Но однажды в жизнь Джима вторгается любовь, — и все его конформистские начинания в одночасье летят ко всем чертям…

Везунчик Джим

Глава 1

— Таким образом, они допустили грубейший промах; право слово, грубейший, — продолжал Профессор исторических наук. Воспоминания захлестнули его, и он широко улыбнулся. — После изрядного перерыва мы репетировали отрывок из Доуленда

[1]

для блок-флейты и клавишных. Я, разумеется, играл на блок-флейте, юный Джонс… — тут Профессор замолк. Шаг он не сбавил, однако весь напрягся. Казалось, совершенно другой человек, некий самозванец, которому не дано подделать профессорский голос, вселился в его тело. Через несколько секунд Профессор как ни в чем не бывало продолжал: — Джонс играл на фортепьяно. Разносторонний юноша. Ведь вообще-то его инструмент — гобой. Ну да речь не о том.

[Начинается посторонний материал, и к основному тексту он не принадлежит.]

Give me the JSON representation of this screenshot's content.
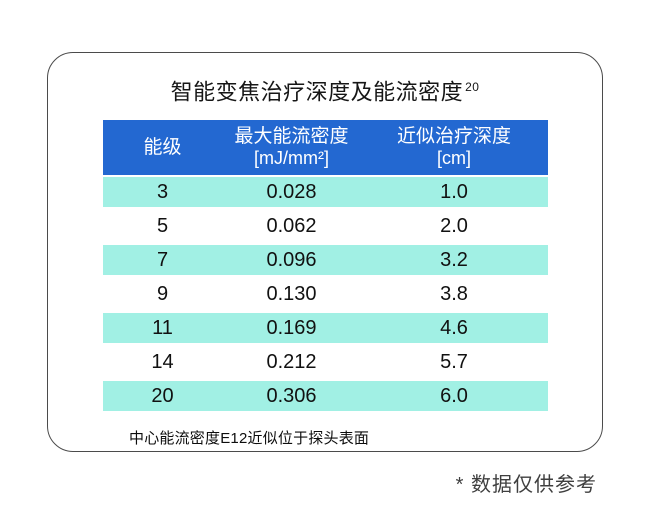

Репортер, вероятно, чего-то недопонял, а может, недослышал, кто его знает. И что мы в итоге имеем? А имеем мы огромный заголовок в «Пост». Доуленд — слава Богу, хоть эту фамилию не исковеркали. Маэстро Уэлч и Джонс — допустим. А что, вы думаете, было дальше написано?

Диксон помотал головой и без колебаний ответил:

— Даже представить не могу, Профессор.

Ни одного профессора в Великобритании, подумай Диксон, обращение «Профессор» не приводит в такой трепет.

— «Флейта и фортепьяно».

Глава 2

— И тут мне как-то сразу стало все равно. Я сжимала пустой пузырек, точно это была сама смерть; я в некотором роде цеплялась за жизнь. Но очень скоро почувствовала ужасную усталость и разжала пальцы. Не знаю, как объяснить. И в то же время, если бы меня в этот момент взяли за плечи, встряхнули и сказали: «Не глупи, ты не уходишь — ты, наоборот, возвращаешься», — я, честное слово, стала бы предпринимать какие-нибудь посильные попытки, то есть постаралась бы «вернуться». Впрочем, тебе известно: никто меня не встряхнул и ничего подобного не сказал, и я подумала только: «Какая разница, что будет? Пусть идет как идет». Странное ощущение. — Маргарет Пил, маленького роста, худощавая, ярко накрашенная и в очках, одарила Диксона полуулыбкой. Вокруг тоже разговаривали — как минимум на полдюжины тем.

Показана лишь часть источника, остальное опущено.